*This is the report the Associated Press issued when Lawrence DeLisle was convicted on Aug. 1, 1990.

(AP) A man convicted of murdering his four children by driving the family station wagon into a river was sentenced to life in prison Wednesday by a judge who suggested he might have preferred conviction on lesser charges.

Lawrence DeLisle was convicted by a jury of four counts of first-degree murder and one count of attempted murder, the last because his wife, Suzanne, also was in the car.

Wayne County Circuit Judge Robert Colombo Jr. said he had no choice but to impose five life terms, to be served concurrently. He said the evidence proved beyond doubt the act was premeditated, but suggested he would have preferred conviction of lesser charges.

”I don’t know if the defendant is guilty of the crimes of which he was convicted,” the judge said. The jury could have convicted DeLisle of second- degree murder, negligent homicide or involuntary manslaughter.

Witnesses testified DeLisle had complained that his family was a financial burden and once, several years ago, left the house with a candle burning by a leaky gas dryer.

Frank Eaman, DeLisle’s court-appointed lawyer, said he would seek a new trial and, if that motion was rejected, would ask the Michigan Court of Appeals to overturn the convictions.

DeLisle was accused of deliberately driving his station wagon into the Detroit River on Aug 3, 1989. Supported by testimony from his wife, DeLisle claimed a leg cramp and a faulty accelerator left him unable to control the car as it raced down a dead-end street and through a barricade at the river’s edge.

Jurors deliberated three days before convicting DeLisle on June 21 of four counts of first-degree murder and one of attempted murder.

DeLisle read a brief statement again proclaiming his innocence.

”A father’s job is to protect his children, and I failed,” he told Colombo. ”I panicked. I froze. That is my guilt, not murder.”

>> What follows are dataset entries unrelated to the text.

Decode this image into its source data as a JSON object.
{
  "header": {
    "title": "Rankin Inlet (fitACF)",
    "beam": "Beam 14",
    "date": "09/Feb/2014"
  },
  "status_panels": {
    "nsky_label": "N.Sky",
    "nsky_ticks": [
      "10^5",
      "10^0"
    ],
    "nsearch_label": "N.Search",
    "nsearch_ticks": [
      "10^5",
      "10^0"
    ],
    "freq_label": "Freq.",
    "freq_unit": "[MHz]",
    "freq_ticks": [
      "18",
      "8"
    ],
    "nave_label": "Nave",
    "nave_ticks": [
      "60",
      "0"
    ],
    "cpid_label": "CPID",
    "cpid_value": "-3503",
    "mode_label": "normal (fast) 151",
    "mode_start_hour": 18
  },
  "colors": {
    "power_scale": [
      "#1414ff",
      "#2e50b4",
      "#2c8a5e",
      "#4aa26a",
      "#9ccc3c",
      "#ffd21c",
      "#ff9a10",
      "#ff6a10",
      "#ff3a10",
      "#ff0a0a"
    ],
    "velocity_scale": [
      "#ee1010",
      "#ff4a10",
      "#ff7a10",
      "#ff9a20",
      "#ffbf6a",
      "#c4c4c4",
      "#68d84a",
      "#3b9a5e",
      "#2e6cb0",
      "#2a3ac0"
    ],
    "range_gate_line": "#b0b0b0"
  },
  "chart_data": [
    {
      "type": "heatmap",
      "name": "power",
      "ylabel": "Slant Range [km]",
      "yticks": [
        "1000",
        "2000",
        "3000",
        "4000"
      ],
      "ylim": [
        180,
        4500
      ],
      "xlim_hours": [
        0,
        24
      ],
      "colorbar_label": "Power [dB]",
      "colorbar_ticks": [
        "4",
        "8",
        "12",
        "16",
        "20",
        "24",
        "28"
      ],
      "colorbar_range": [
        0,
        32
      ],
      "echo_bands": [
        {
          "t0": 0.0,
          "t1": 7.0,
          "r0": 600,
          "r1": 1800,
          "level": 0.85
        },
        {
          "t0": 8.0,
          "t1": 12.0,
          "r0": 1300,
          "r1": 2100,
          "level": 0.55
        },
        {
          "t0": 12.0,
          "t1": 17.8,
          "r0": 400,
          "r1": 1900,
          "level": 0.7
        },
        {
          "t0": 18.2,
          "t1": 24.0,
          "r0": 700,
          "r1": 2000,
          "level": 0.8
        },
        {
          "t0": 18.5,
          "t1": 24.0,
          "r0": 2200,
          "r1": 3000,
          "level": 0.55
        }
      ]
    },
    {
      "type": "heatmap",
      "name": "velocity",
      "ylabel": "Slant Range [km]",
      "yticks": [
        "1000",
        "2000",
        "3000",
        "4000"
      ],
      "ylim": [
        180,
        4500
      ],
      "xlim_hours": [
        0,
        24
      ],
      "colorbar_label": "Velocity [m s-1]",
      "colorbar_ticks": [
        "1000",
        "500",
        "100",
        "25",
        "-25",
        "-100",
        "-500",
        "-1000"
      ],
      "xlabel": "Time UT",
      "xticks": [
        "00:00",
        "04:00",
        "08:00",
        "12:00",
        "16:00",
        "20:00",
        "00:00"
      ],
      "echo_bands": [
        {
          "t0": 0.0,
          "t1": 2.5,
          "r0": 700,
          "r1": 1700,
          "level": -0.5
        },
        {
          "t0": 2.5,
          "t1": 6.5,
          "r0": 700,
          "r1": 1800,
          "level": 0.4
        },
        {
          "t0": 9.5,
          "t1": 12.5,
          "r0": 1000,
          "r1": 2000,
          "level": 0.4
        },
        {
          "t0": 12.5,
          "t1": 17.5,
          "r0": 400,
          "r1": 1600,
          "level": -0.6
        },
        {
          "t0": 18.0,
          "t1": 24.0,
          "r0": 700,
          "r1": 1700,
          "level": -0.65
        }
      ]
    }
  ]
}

Suzanne DeLisle told Colombo she believed her husband was innocent. As the survivor of an attempted murder, she was allowed to address the judge under Michigan’s victims’-rights law.

”The police weren’t there. I was,” said Mrs. DeLisle, who along with her husband was rescued by passing boaters after their car plunged into the river. ”I know Larry is innocent. … We will be together again.”

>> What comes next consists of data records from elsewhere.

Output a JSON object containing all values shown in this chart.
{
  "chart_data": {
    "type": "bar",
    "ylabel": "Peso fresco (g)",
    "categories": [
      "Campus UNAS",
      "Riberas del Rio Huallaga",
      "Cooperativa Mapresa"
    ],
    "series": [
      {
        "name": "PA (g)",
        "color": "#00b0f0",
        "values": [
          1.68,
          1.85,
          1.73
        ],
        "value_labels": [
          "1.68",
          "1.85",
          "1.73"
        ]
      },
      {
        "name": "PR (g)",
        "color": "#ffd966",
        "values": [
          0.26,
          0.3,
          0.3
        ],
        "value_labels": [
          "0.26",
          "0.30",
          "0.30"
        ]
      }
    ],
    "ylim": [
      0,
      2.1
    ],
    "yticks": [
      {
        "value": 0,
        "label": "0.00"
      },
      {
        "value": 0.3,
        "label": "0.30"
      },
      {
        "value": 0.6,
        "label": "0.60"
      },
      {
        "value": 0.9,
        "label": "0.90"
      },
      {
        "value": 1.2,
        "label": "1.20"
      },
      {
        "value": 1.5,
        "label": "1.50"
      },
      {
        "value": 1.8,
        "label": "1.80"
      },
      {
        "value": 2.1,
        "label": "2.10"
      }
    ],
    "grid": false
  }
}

Judge Colombo said he questioned his earlier rulings denying a change of venue in the highly publicized case. The jury ”may have been subconsciously influenced by what they already knew about the case through the media,” he said.

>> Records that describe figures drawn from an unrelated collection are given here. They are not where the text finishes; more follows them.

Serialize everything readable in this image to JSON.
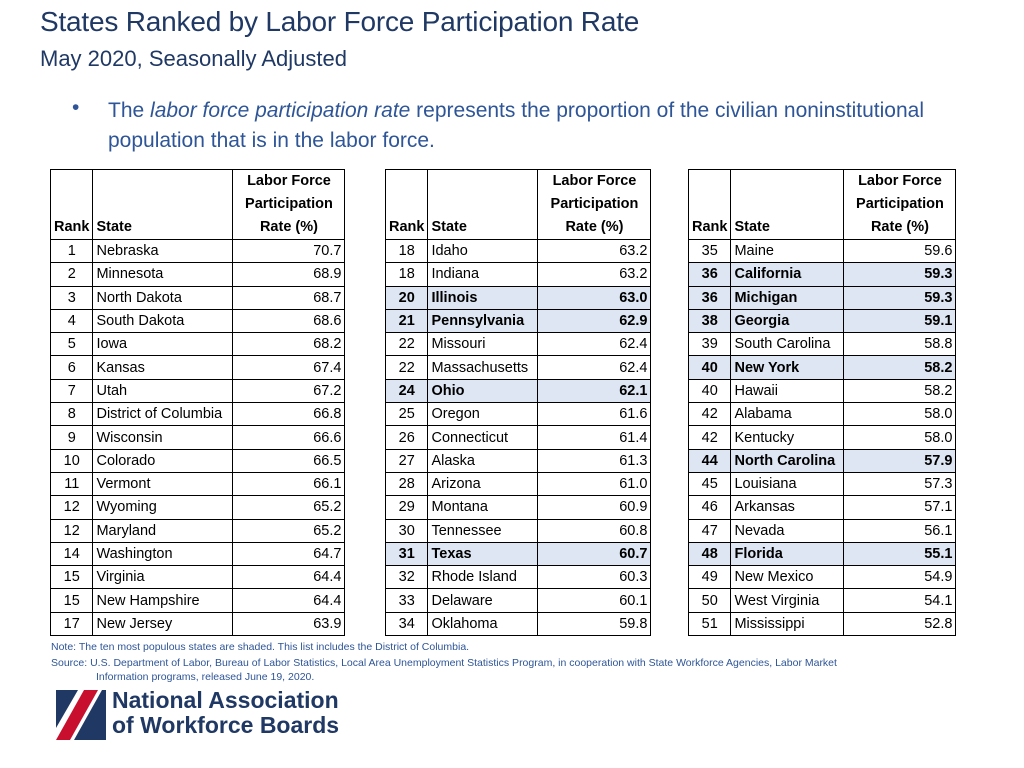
{
  "title": "States Ranked by Labor Force Participation Rate",
  "subtitle": "May 2020, Seasonally Adjusted",
  "bullet": {
    "before": "The ",
    "italic": "labor force participation rate",
    "after": " represents the proportion of the civilian noninstitutional population that is in the labor force."
  },
  "headers": {
    "rank": "Rank",
    "state": "State",
    "rate_line1": "Labor Force",
    "rate_line2": "Participation",
    "rate_line3": "Rate (%)"
  },
  "shade_color": "#DDE6F2",
  "tables": [
    [
      {
        "rank": "1",
        "state": "Nebraska",
        "rate": "70.7",
        "shaded": false
      },
      {
        "rank": "2",
        "state": "Minnesota",
        "rate": "68.9",
        "shaded": false
      },
      {
        "rank": "3",
        "state": "North Dakota",
        "rate": "68.7",
        "shaded": false
      },
      {
        "rank": "4",
        "state": "South Dakota",
        "rate": "68.6",
        "shaded": false
      },
      {
        "rank": "5",
        "state": "Iowa",
        "rate": "68.2",
        "shaded": false
      },
      {
        "rank": "6",
        "state": "Kansas",
        "rate": "67.4",
        "shaded": false
      },
      {
        "rank": "7",
        "state": "Utah",
        "rate": "67.2",
        "shaded": false
      },
      {
        "rank": "8",
        "state": "District of Columbia",
        "rate": "66.8",
        "shaded": false
      },
      {
        "rank": "9",
        "state": "Wisconsin",
        "rate": "66.6",
        "shaded": false
      },
      {
        "rank": "10",
        "state": "Colorado",
        "rate": "66.5",
        "shaded": false
      },
      {
        "rank": "11",
        "state": "Vermont",
        "rate": "66.1",
        "shaded": false
      },
      {
        "rank": "12",
        "state": "Wyoming",
        "rate": "65.2",
        "shaded": false
      },
      {
        "rank": "12",
        "state": "Maryland",
        "rate": "65.2",
        "shaded": false
      },
      {
        "rank": "14",
        "state": "Washington",
        "rate": "64.7",
        "shaded": false
      },
      {
        "rank": "15",
        "state": "Virginia",
        "rate": "64.4",
        "shaded": false
      },
      {
        "rank": "15",
        "state": "New Hampshire",
        "rate": "64.4",
        "shaded": false
      },
      {
        "rank": "17",
        "state": "New Jersey",
        "rate": "63.9",
        "shaded": false
      }
    ],
    [
      {
        "rank": "18",
        "state": "Idaho",
        "rate": "63.2",
        "shaded": false
      },
      {
        "rank": "18",
        "state": "Indiana",
        "rate": "63.2",
        "shaded": false
      },
      {
        "rank": "20",
        "state": "Illinois",
        "rate": "63.0",
        "shaded": true
      },
      {
        "rank": "21",
        "state": "Pennsylvania",
        "rate": "62.9",
        "shaded": true
      },
      {
        "rank": "22",
        "state": "Missouri",
        "rate": "62.4",
        "shaded": false
      },
      {
        "rank": "22",
        "state": "Massachusetts",
        "rate": "62.4",
        "shaded": false
      },
      {
        "rank": "24",
        "state": "Ohio",
        "rate": "62.1",
        "shaded": true
      },
      {
        "rank": "25",
        "state": "Oregon",
        "rate": "61.6",
        "shaded": false
      },
      {
        "rank": "26",
        "state": "Connecticut",
        "rate": "61.4",
        "shaded": false
      },
      {
        "rank": "27",
        "state": "Alaska",
        "rate": "61.3",
        "shaded": false
      },
      {
        "rank": "28",
        "state": "Arizona",
        "rate": "61.0",
        "shaded": false
      },
      {
        "rank": "29",
        "state": "Montana",
        "rate": "60.9",
        "shaded": false
      },
      {
        "rank": "30",
        "state": "Tennessee",
        "rate": "60.8",
        "shaded": false
      },
      {
        "rank": "31",
        "state": "Texas",
        "rate": "60.7",
        "shaded": true
      },
      {
        "rank": "32",
        "state": "Rhode Island",
        "rate": "60.3",
        "shaded": false
      },
      {
        "rank": "33",
        "state": "Delaware",
        "rate": "60.1",
        "shaded": false
      },
      {
        "rank": "34",
        "state": "Oklahoma",
        "rate": "59.8",
        "shaded": false
      }
    ],
    [
      {
        "rank": "35",
        "state": "Maine",
        "rate": "59.6",
        "shaded": false
      },
      {
        "rank": "36",
        "state": "California",
        "rate": "59.3",
        "shaded": true
      },
      {
        "rank": "36",
        "state": "Michigan",
        "rate": "59.3",
        "shaded": true
      },
      {
        "rank": "38",
        "state": "Georgia",
        "rate": "59.1",
        "shaded": true
      },
      {
        "rank": "39",
        "state": "South Carolina",
        "rate": "58.8",
        "shaded": false
      },
      {
        "rank": "40",
        "state": "New York",
        "rate": "58.2",
        "shaded": true
      },
      {
        "rank": "40",
        "state": "Hawaii",
        "rate": "58.2",
        "shaded": false
      },
      {
        "rank": "42",
        "state": "Alabama",
        "rate": "58.0",
        "shaded": false
      },
      {
        "rank": "42",
        "state": "Kentucky",
        "rate": "58.0",
        "shaded": false
      },
      {
        "rank": "44",
        "state": "North Carolina",
        "rate": "57.9",
        "shaded": true
      },
      {
        "rank": "45",
        "state": "Louisiana",
        "rate": "57.3",
        "shaded": false
      },
      {
        "rank": "46",
        "state": "Arkansas",
        "rate": "57.1",
        "shaded": false
      },
      {
        "rank": "47",
        "state": "Nevada",
        "rate": "56.1",
        "shaded": false
      },
      {
        "rank": "48",
        "state": "Florida",
        "rate": "55.1",
        "shaded": true
      },
      {
        "rank": "49",
        "state": "New Mexico",
        "rate": "54.9",
        "shaded": false
      },
      {
        "rank": "50",
        "state": "West Virginia",
        "rate": "54.1",
        "shaded": false
      },
      {
        "rank": "51",
        "state": "Mississippi",
        "rate": "52.8",
        "shaded": false
      }
    ]
  ],
  "note": "Note:  The ten most populous states are shaded.  This list includes the District of Columbia.",
  "source_line1": "Source:  U.S. Department of Labor, Bureau of Labor Statistics, Local Area Unemployment Statistics Program, in cooperation with State Workforce Agencies, Labor Market",
  "source_line2": "Information programs, released June 19, 2020.",
  "logo": {
    "line1": "National Association",
    "line2": "of Workforce Boards",
    "icon": "flag-stripes-icon"
  }
}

Deputies returned DeLisle to the Wayne County Jail, where he would stay until being transferred, probably Thursday, to the State Prison of Southern Michigan near Jackson, sheriff’s spokeswoman Nancy Mouradian said.

Mrs. DeLisle, confronted outside the Frank Murphy Hall of Justice by a swarm of reporters and photographers, shouted ”Leave me alone, enough is enough,’ as two companions led her to a waiting car.

Eaman told reporters he would ask for a new trial within six weeks. He said he was surprised by the candor expressed by Colombo before the sentencing and was encouraged by the doubts raised by the judge.

”I don’t think this case is over by a long shot,” Eaman said.

Wayne County Prosecutor John O’Hair said he couldn’t fault Colombo for expressing anxiety over the case. But he also said that most key rulings on evidence and the jury-screening process were heavily weighted in DeLisle’s favor.

”From all reports I’ve had on the trial, I believe the record made in the case is virtually unimpeachable,” O’Hair said. ”I believe we have had as fair a trial as is possible in the criminal justice system.”

The children, Bryan, 8; Melissa, 4; Kathryn, 2; and Emily, 8 months, drowned as the family station wagon sank in 27 feet of water.

He had complained that his family was a financial burden and at once, several years ago, left the house with a candle burning by a leaky gas dryer.